Annual film series at the Goethe Institut places contemporary German film in dialogue with the country’s cinematic past

It’s been nearly half a century since the signing of the Oberhausen Manifesto, the proclamation that sparked a new wave of bold experimentation in German film – and Wim Wenders is looking a little forlorn.

Looking back on his career, Wenders, one of the key directors of New German Cinema, remarks that each of his films attempts to answer a persistent question: “In these times – with all the things we experience and what happens in the world – how can we manage to find out what we live for?”

Though the German film scene seems to have lost some of its sense of urgency over past decades, this question is still very present in the films at this year’s “German Highlights” series, a two-month showcase of new discoveries in contemporary German cinema that just opened at Montreal’s Goethe Institut.

Many films feature aimless protagonists, who go to extreme ends to break out of the loneliness that presses in on them.

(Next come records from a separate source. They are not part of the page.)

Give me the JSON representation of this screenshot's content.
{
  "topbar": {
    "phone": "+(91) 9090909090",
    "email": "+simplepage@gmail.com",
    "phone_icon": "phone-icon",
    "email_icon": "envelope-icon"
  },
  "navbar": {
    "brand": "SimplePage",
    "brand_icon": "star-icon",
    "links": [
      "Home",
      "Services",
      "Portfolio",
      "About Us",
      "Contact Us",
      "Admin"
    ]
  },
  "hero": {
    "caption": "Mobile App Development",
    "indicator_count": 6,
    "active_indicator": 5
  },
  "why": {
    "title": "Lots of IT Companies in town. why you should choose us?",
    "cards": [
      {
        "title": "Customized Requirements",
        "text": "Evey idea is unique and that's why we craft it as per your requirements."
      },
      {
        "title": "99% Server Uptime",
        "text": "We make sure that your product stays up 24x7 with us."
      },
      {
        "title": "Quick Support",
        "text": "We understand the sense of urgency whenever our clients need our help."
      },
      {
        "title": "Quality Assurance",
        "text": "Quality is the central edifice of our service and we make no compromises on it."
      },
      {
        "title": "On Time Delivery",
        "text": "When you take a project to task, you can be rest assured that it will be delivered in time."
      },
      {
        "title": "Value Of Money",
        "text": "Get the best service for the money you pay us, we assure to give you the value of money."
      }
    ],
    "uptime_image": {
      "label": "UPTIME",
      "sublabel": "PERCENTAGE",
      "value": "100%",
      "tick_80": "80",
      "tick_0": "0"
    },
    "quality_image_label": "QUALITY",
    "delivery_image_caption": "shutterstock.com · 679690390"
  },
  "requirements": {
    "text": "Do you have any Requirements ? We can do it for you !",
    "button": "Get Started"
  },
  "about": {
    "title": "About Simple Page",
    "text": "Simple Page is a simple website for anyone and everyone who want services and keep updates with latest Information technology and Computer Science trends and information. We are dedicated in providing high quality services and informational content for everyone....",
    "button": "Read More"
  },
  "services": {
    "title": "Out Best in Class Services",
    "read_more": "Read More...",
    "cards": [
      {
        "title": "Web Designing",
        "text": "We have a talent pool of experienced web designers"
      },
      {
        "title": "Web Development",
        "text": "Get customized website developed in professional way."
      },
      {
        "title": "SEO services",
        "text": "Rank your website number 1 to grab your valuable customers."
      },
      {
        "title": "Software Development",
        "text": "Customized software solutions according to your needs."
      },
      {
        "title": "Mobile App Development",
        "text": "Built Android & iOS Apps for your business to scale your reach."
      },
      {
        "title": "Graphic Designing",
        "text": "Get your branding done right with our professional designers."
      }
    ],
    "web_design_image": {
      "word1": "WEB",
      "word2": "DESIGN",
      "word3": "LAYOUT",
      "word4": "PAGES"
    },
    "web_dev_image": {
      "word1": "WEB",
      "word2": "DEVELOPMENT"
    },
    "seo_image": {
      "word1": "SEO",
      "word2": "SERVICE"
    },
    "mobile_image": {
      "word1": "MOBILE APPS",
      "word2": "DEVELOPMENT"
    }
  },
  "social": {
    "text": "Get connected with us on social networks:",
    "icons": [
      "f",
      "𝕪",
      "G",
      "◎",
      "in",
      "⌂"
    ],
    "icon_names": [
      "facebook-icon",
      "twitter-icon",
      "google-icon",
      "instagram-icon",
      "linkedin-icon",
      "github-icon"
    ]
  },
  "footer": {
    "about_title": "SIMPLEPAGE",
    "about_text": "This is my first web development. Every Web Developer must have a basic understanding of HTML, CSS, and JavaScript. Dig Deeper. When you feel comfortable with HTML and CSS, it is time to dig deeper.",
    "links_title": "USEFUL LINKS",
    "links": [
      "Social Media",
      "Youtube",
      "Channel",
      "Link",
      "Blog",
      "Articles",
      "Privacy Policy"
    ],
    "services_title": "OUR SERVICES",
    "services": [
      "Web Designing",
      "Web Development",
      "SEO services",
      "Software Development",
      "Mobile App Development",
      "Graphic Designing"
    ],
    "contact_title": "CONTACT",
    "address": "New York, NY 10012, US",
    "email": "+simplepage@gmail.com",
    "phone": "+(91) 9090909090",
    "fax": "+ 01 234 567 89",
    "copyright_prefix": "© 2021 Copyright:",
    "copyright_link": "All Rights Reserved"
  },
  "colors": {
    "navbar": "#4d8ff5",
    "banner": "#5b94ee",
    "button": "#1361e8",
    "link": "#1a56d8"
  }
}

Maria Speth’s Madonnas follows a woman’s attempts to get by as a young mother and the dysfunctional family situations she ends up in, following a painfully awkward reunion with her estranged father and several years in prison for petty theft. Much as she tries, a conventional family life seems just out of her reach.

The characters in Martin Gypkens’s Nothing But Ghosts travel to exotic locations trying to escape from each other and themselves. We see girls in bikinis languishing in the Jamaican sun, romanticizing the “simpler life” on the island. As constant hurricane warnings come in over the radio, one of the girls imagines the thrill of crouching in the basement with the storm raging overhead. “I hope it comes,” she says. Bored and self-absorbed, Gypken’s characters desperately seek something to bring feeling back into their lives.

Made up of five loosely connected narratives, Nothing But Ghosts depicts how people pass around each other without making real contact, but sometimes unexpectedly collide. The most personal encounter Marion experiences, while visiting her preoccupied parents in Venice, is a shared glance with a man who masturbates in a public café. On a tense road trip through the American Southwest with his girlfriend Ellen, Felix has been unmoved by the desert scenery for most of the trip, writing off the Grand Canyon with the remark: “It looks just the same, just like in the movies. The whole country does.”

Stopping for the night at a roadside motel, the couple meets a pudgy ghost hunter in a flowered dress, come to pay a visit to the miners allegedly haunting the building across the parking lot. In the bar, a man named Bill lectures the couple on the joys of buying a baby’s first pair of shoes. Quirky moments like these manage to touch their jaded souls.

Rolf Dieter Brinkmann embodies a different kind of discontent, with his intense focus on the present moment, on the “now and now and now and now.” The late underground poet, subject of Harald Bergmann’s documentary Brinkmann’s Wrath, has been called “the only genius of West German literature,” and has a reputation for his furious stage presence. Bergmann’s documentary brings together original recordings of Brinkmann’s spoken word performances with the poet’s own Super-8 films. Both screenings are to be followed with a talk by McGill’s Karin Bauer, chair of the German Department.

The series finishes with Wenders setting off to find something lifelike in the bleak industrial landscapes of Germany’s post-war Economic Miracle, armed with an 8mm camera and his own unique perspective. Marcel Wehn’s documentary One Who Set Forth: Wim Wenders’s Early Years takes us back to the energetic beginnings of New German Cinema, when the University for Film and Television in Munich had just opened its doors and all the students had to work with was “one creaky old camera that had to be plugged in.” Wenders’s first short films captured familiar terrain in a new way. “No one had filmed Munich and its surroundings like that before,” an old professor of Wenders’s says. “No one had seen it like that before.”

Wenders’s first wife Edda also reflects on his unique way of seeing the word. “On my own I’d never have noticed a chewing-gum machine,” she recalls. “He always managed to get toy rings out of them for me…Things like that are charming, aren’t they?”

As Ellen snaps picture after picture in Nothing But Ghosts, Felix irritably points out that millions of tourists have already taken the same pictures. “I want to find my own way of seeing things,” he says.

Get him an old 8 mm, and maybe he’ll be on the right track.